The PPA, after completing the Dam/Levee construction project is being required by State agencies to maintain it to their standards.  Noncompliance risks include fines, having the state take over lake management or even breeching the dam.  A large portion of our 2014 budget is geared to maintain compliancy with these mandates.  These include but are not limited to:  $3,500 for wetlands inspections required by IDEM, $6,000 dam inspections required by the DNR, and a Dam Operator (paid position) to work weekly to maintain the dam, levee and lake.

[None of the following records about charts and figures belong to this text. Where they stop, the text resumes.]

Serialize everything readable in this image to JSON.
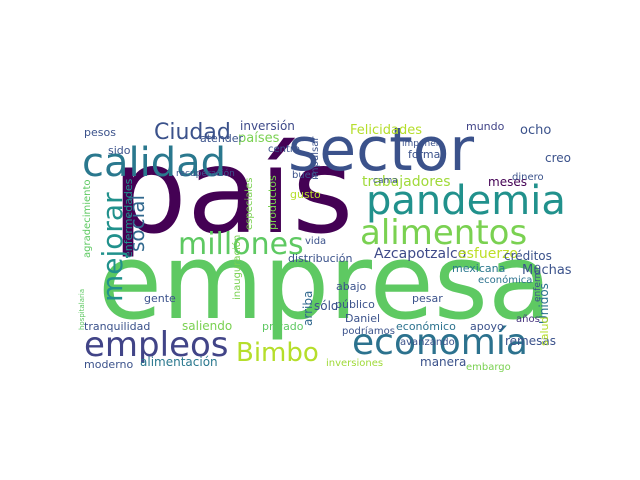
{
  "word_cloud": {
    "words": [
      {
        "text": "empresa",
        "color": "#5ec962"
      },
      {
        "text": "país",
        "color": "#440154"
      },
      {
        "text": "sector",
        "color": "#3b528b"
      },
      {
        "text": "pandemia",
        "color": "#21918c"
      },
      {
        "text": "calidad",
        "color": "#2a788e"
      },
      {
        "text": "alimentos",
        "color": "#7ad151"
      },
      {
        "text": "economía",
        "color": "#2c728e"
      },
      {
        "text": "empleos",
        "color": "#414487"
      },
      {
        "text": "millones",
        "color": "#5ec962"
      },
      {
        "text": "mejorar",
        "color": "#21918c"
      },
      {
        "text": "Bimbo",
        "color": "#b5de2b"
      },
      {
        "text": "Ciudad",
        "color": "#3b528b"
      },
      {
        "text": "social",
        "color": "#31688e"
      },
      {
        "text": "Azcapotzalco",
        "color": "#3e4a89"
      },
      {
        "text": "esfuerzo",
        "color": "#bddf26"
      },
      {
        "text": "trabajadores",
        "color": "#a0da39"
      },
      {
        "text": "Felicidades",
        "color": "#b5de2b"
      },
      {
        "text": "países",
        "color": "#7ad151"
      },
      {
        "text": "inversión",
        "color": "#3e4a89"
      },
      {
        "text": "ocho",
        "color": "#3b528b"
      },
      {
        "text": "mundo",
        "color": "#414487"
      },
      {
        "text": "meses",
        "color": "#440154"
      },
      {
        "text": "creo",
        "color": "#3b528b"
      },
      {
        "text": "mexicana",
        "color": "#2a788e"
      },
      {
        "text": "Muchas",
        "color": "#3b528b"
      },
      {
        "text": "créditos",
        "color": "#3b528b"
      },
      {
        "text": "Unidos",
        "color": "#2c728e"
      },
      {
        "text": "remesas",
        "color": "#3b528b"
      },
      {
        "text": "salud",
        "color": "#b5de2b"
      },
      {
        "text": "apoyo",
        "color": "#3b528b"
      },
      {
        "text": "años",
        "color": "#46337e"
      },
      {
        "text": "manera",
        "color": "#3b528b"
      },
      {
        "text": "económico",
        "color": "#2c728e"
      },
      {
        "text": "económica",
        "color": "#2c728e"
      },
      {
        "text": "abajo",
        "color": "#3b528b"
      },
      {
        "text": "pesar",
        "color": "#3b528b"
      },
      {
        "text": "Daniel",
        "color": "#3b528b"
      },
      {
        "text": "podríamos",
        "color": "#3b528b"
      },
      {
        "text": "avanzando",
        "color": "#3b528b"
      },
      {
        "text": "público",
        "color": "#3b528b"
      },
      {
        "text": "sólo",
        "color": "#3b528b"
      },
      {
        "text": "arriba",
        "color": "#31688e"
      },
      {
        "text": "privado",
        "color": "#5ec962"
      },
      {
        "text": "saliendo",
        "color": "#7ad151"
      },
      {
        "text": "gente",
        "color": "#3b528b"
      },
      {
        "text": "tranquilidad",
        "color": "#3b528b"
      },
      {
        "text": "alimentación",
        "color": "#2a788e"
      },
      {
        "text": "moderno",
        "color": "#3b528b"
      },
      {
        "text": "inversiones",
        "color": "#a0da39"
      },
      {
        "text": "embargo",
        "color": "#7ad151"
      },
      {
        "text": "distribución",
        "color": "#3b528b"
      },
      {
        "text": "vida",
        "color": "#3b528b"
      },
      {
        "text": "gusto",
        "color": "#b5de2b"
      },
      {
        "text": "formal",
        "color": "#3b528b"
      },
      {
        "text": "enfermedades",
        "color": "#21918c"
      },
      {
        "text": "sido",
        "color": "#3b528b"
      },
      {
        "text": "pesos",
        "color": "#3b528b"
      },
      {
        "text": "atender",
        "color": "#3b528b"
      },
      {
        "text": "impulsar",
        "color": "#3b528b"
      },
      {
        "text": "centro",
        "color": "#3b528b"
      },
      {
        "text": "buen",
        "color": "#3b528b"
      },
      {
        "text": "dinero",
        "color": "#3b528b"
      },
      {
        "text": "productos",
        "color": "#7ad151"
      },
      {
        "text": "inauguración",
        "color": "#7ad151"
      },
      {
        "text": "especiales",
        "color": "#7ad151"
      },
      {
        "text": "cama",
        "color": "#3b528b"
      },
      {
        "text": "imponer",
        "color": "#3b528b"
      },
      {
        "text": "enfermo",
        "color": "#3b528b"
      },
      {
        "text": "recuperación",
        "color": "#3b528b"
      },
      {
        "text": "agradecimiento",
        "color": "#5ec962"
      },
      {
        "text": "hospitalaria",
        "color": "#5ec962"
      }
    ]
  }
}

One notable expense is for repairs to the turtle crossings on the west levee.  Since people no longer have easy access, they are illegally using the crossings as their path to the lake.  Repairs for damage caused by walking on and dragging boats down them will require an estimated $1,500 to $2,000.  If people continue to use the crossings to access the lake, this could become an annual expense.  That is why I am an advocate for developing bridges over the rip rap and community docks.

Lastly, we appreciate all the volunteers who have gotten involved in LaPSI, monitored lake levels, website construction and maintenance, community docks, PPA 100 year celebration, wetlands maintenance, grounds work and fund raising.